Govt sending in more resources after alarming rise in cases
The Philippines is sending more doctors, drones and other resources to Cebu City amid signs that the key hub is emerging as the country’s new epicentre of the coronavirus pandemic.
Cebu now has over 5,500 cases of Covid-19 and at least 156 have died, the health Ministry noted last Saturday.
The city now has more cases than Metropolitan Manila’s largest city, Quezon, which has about 3,000.
It is also outpacing other cities in terms of the number of cases over the past two weeks – close to 1,000.
By comparison, Quezon City had 364 and Manila, 280.
Cebu is the top commercial and tourist hub in central Philippines with a population of about a million.
“We are seeing an alarming rise in severe and critical cases ... even death rates,” Carlito Galvez, who heads a task force overseeing the government’s efforts to slow the virus, said yesterday.
he reported that at one hospital, 86 out of 122 Covid-19 patients died less than 48 hours after they were admitted: “This means we’re not detecting severe cases fast enough.”
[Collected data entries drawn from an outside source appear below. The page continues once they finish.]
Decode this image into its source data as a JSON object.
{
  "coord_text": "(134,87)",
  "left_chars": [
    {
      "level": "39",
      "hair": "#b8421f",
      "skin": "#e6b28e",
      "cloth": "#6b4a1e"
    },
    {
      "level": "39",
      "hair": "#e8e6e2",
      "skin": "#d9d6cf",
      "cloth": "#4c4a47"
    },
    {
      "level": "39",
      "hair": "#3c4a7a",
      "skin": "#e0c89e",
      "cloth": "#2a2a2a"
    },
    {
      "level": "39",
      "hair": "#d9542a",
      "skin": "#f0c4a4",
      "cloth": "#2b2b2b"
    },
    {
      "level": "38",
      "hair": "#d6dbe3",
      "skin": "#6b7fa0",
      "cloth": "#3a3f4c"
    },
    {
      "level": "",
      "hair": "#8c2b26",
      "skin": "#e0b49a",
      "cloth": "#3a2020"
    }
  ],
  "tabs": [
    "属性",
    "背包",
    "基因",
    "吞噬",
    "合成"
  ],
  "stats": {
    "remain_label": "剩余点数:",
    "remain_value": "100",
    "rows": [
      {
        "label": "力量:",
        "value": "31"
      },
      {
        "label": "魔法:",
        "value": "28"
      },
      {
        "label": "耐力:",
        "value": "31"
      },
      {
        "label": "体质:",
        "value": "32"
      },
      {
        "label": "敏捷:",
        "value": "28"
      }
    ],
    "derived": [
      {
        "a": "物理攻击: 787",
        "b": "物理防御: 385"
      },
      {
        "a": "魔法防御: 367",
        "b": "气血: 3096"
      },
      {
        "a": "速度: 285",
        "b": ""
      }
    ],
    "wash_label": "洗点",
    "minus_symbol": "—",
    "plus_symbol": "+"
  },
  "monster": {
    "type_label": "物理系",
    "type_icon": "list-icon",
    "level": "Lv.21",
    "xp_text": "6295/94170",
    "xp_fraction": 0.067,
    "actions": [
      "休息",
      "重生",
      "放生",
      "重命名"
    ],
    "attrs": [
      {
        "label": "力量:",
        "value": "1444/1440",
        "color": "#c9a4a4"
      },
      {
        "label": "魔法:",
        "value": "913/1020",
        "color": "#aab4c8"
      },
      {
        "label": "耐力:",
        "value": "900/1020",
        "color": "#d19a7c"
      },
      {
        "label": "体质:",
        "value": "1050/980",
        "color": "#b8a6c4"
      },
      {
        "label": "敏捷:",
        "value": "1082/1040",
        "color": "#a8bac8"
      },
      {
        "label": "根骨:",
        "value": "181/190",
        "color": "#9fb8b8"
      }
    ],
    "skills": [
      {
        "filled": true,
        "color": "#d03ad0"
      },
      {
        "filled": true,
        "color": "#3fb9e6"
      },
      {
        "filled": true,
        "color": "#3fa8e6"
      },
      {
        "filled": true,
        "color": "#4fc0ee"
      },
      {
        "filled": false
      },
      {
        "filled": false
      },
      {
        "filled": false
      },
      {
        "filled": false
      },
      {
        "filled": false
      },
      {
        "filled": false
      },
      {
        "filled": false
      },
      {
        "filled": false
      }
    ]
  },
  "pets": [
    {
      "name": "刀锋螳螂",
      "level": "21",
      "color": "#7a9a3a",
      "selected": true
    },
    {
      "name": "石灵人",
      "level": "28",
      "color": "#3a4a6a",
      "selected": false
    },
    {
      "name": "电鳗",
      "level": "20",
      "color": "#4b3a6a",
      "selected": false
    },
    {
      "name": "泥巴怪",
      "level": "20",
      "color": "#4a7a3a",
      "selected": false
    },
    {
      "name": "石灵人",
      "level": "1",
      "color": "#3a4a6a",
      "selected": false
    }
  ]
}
Three in 10 suspected Covid-19 patients in Cebu are turning up positive.
hospitals have run out of beds and health workers are exhausted and overwhelmed. Galvez said there are only seven big hospitals in Cebu that can handle a surge in cases. By comparison, Metro Manila has at least 46.
Cebu has been on hard lockdown since last Wednesday. About 100 checkpoints have been set up to ensure everyone stays home, and only those on “essential runs” can go out.
Galvez said that apart from Cebu, the rest of the Philippines seems to have the outbreak under control, although around 1,000 new cases are still being reported daily.